Varietas padi yang telah dikembangkan untuk lahan rawa dengan potensi hasil lima hingga tujuh ton per hektar antara lain Martapura, Margasari, Siak Raya, Air Tenggulang, dan Lambur yang toleran masam dan keracunan besi. Selain itu juga varietas Inpara 4 dan Inpara 5 yang toleran rendaman.
Teknologi tata air sistem satu arah untuk efisiensi dan peningkatan kualitas air juga telah lama dikembangkan. Teknologi lainnya yakni sawit-dupa (satu kali tanam dua kali panen untuk meningkatkan indeks pertanaman), penataan lahan sistem surjan, serta pengembangan Kalender Tanam Rawa.
Ke depan, akan ada terobosan dalam pengembangan lahan rawa yang akan terus dilakukan, mengingat tantangan perubahan iklim dan ancaman konversi lahan.

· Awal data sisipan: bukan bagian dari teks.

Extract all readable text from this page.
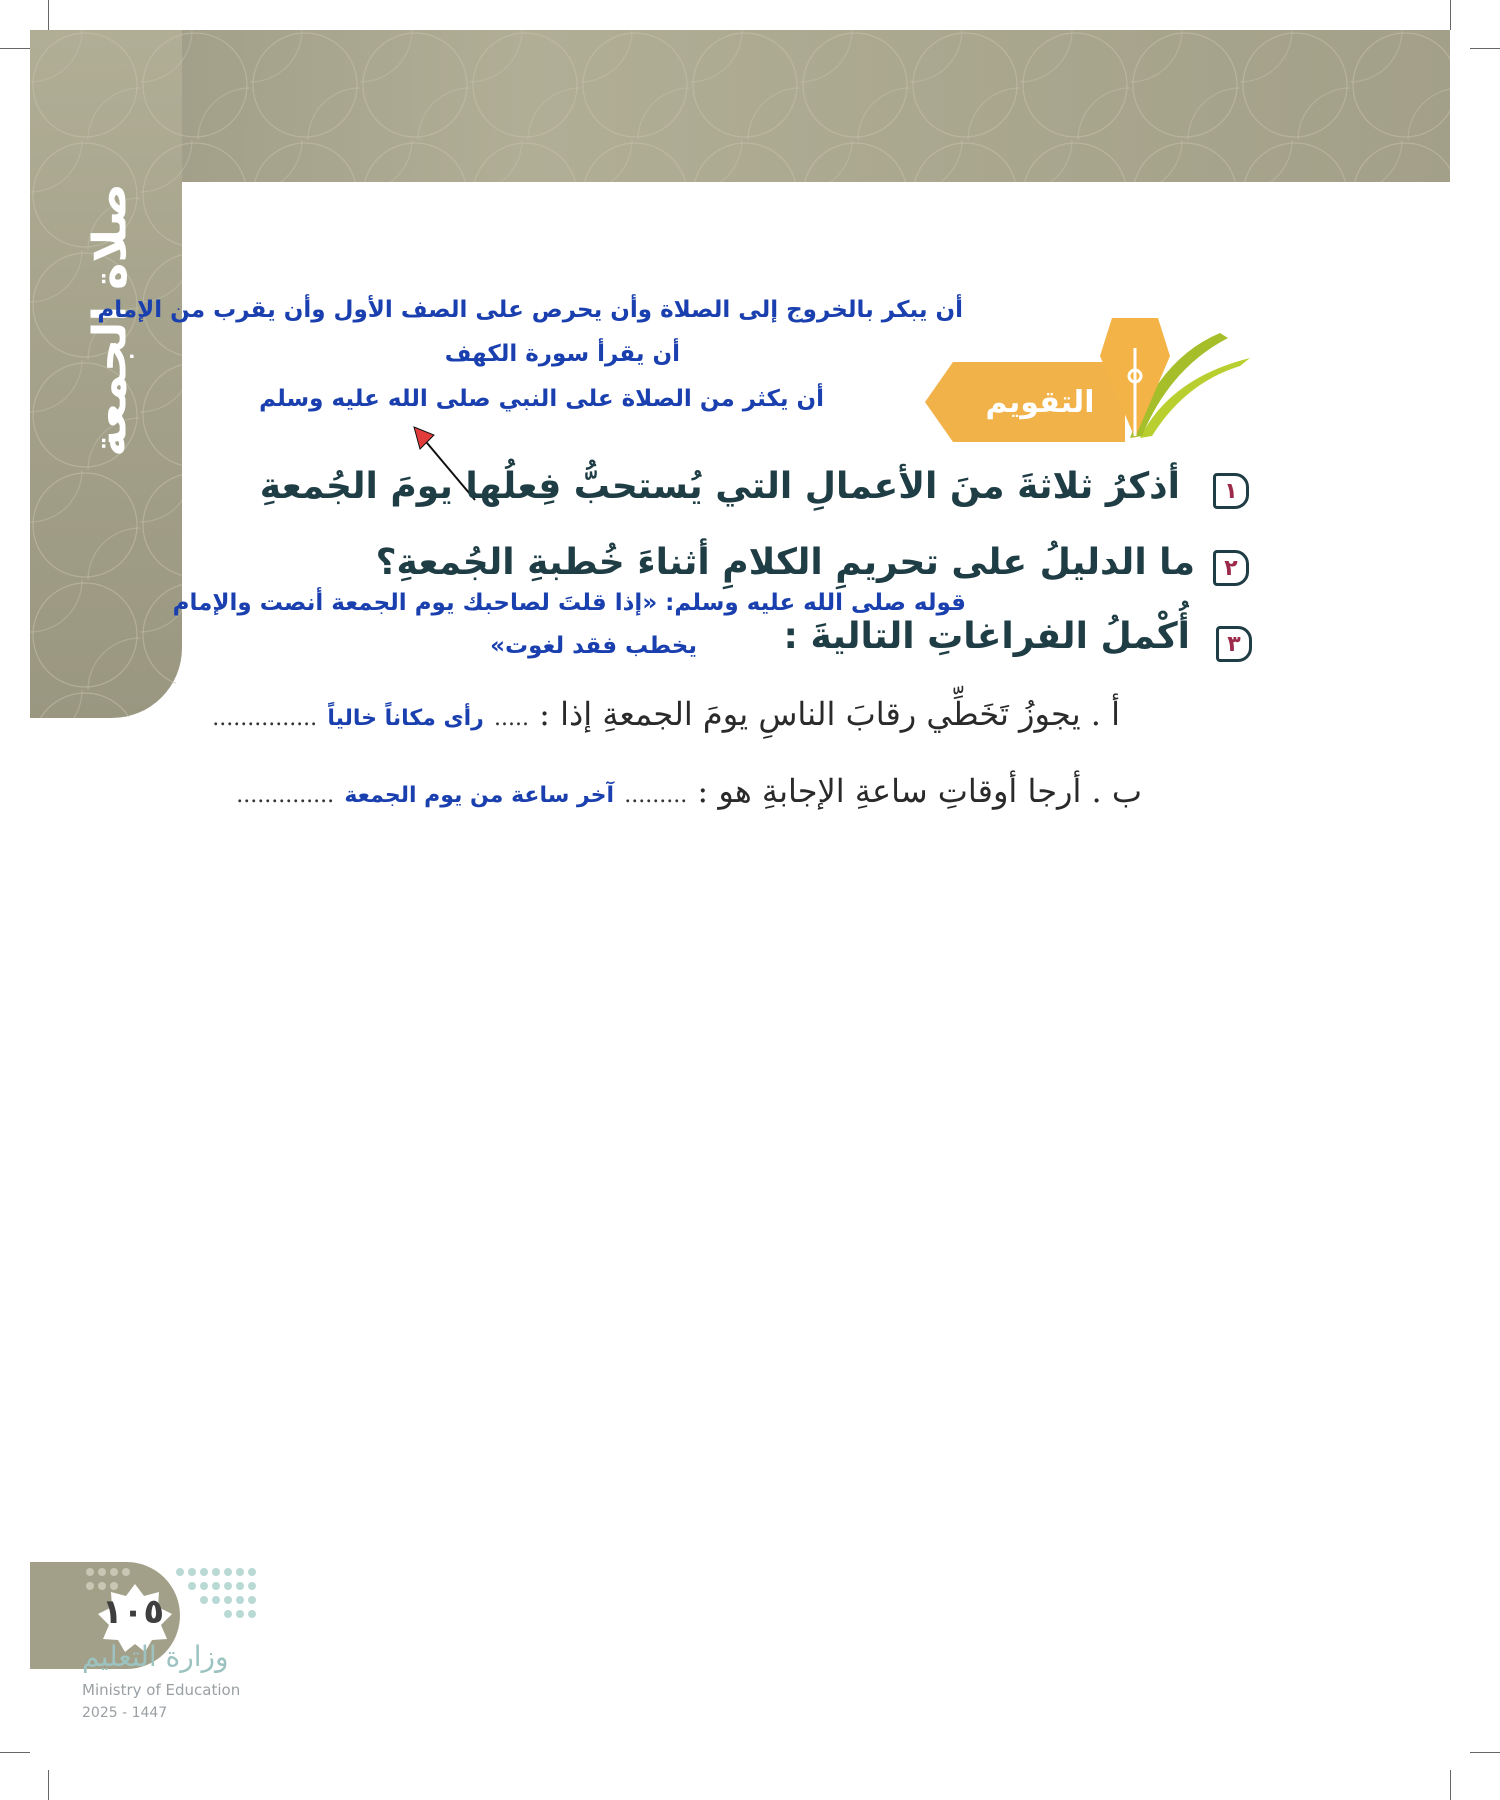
صلاة الجمعة	التقويم
أن يبكر بالخروج إلى الصلاة وأن يحرص على الصف الأول وأن يقرب من الإمام
أن يقرأ سورة الكهف
أن يكثر من الصلاة على النبي صلى الله عليه وسلم
١
أذكرُ ثلاثةَ منَ الأعمالِ التي يُستحبُّ فِعلُها يومَ الجُمعةِ
٢
ما الدليلُ على تحريمِ الكلامِ أثناءَ خُطبةِ الجُمعةِ؟
قوله صلى الله عليه وسلم: «إذا قلتَ لصاحبك يوم الجمعة أنصت والإمام
يخطب فقد لغوت»	٣
أُكْملُ الفراغاتِ التاليةَ :
أ . يجوزُ تَخَطِّي رقابَ الناسِ يومَ الجمعةِ إذا : ..... رأى مكاناً خالياً ...............
ب . أرجا أوقاتِ ساعةِ الإجابةِ هو : ......... آخر ساعة من يوم الجمعة ..............
١٠٥
وزارة التعليم
Ministry of Education
2025 - 1447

Terobosan tersebut antara lain optimalisasi dan pengembangan infrastruktur pendukung seperti jaringan tata air, jalan usaha tani, prasarana produksi pertanian, kemudian audit lahan untuk arahan pengembangan per kabupaten/kecamatan sebagai dasar dalam perencanaan pemanfaatan.
Langkah terobosan lainnya yakni pengembangan kalender tanam lahan rawa, percepatan pengembangan benih padi unggul lahan rawa, serta rekayaa sosial kelembagaan pertanian.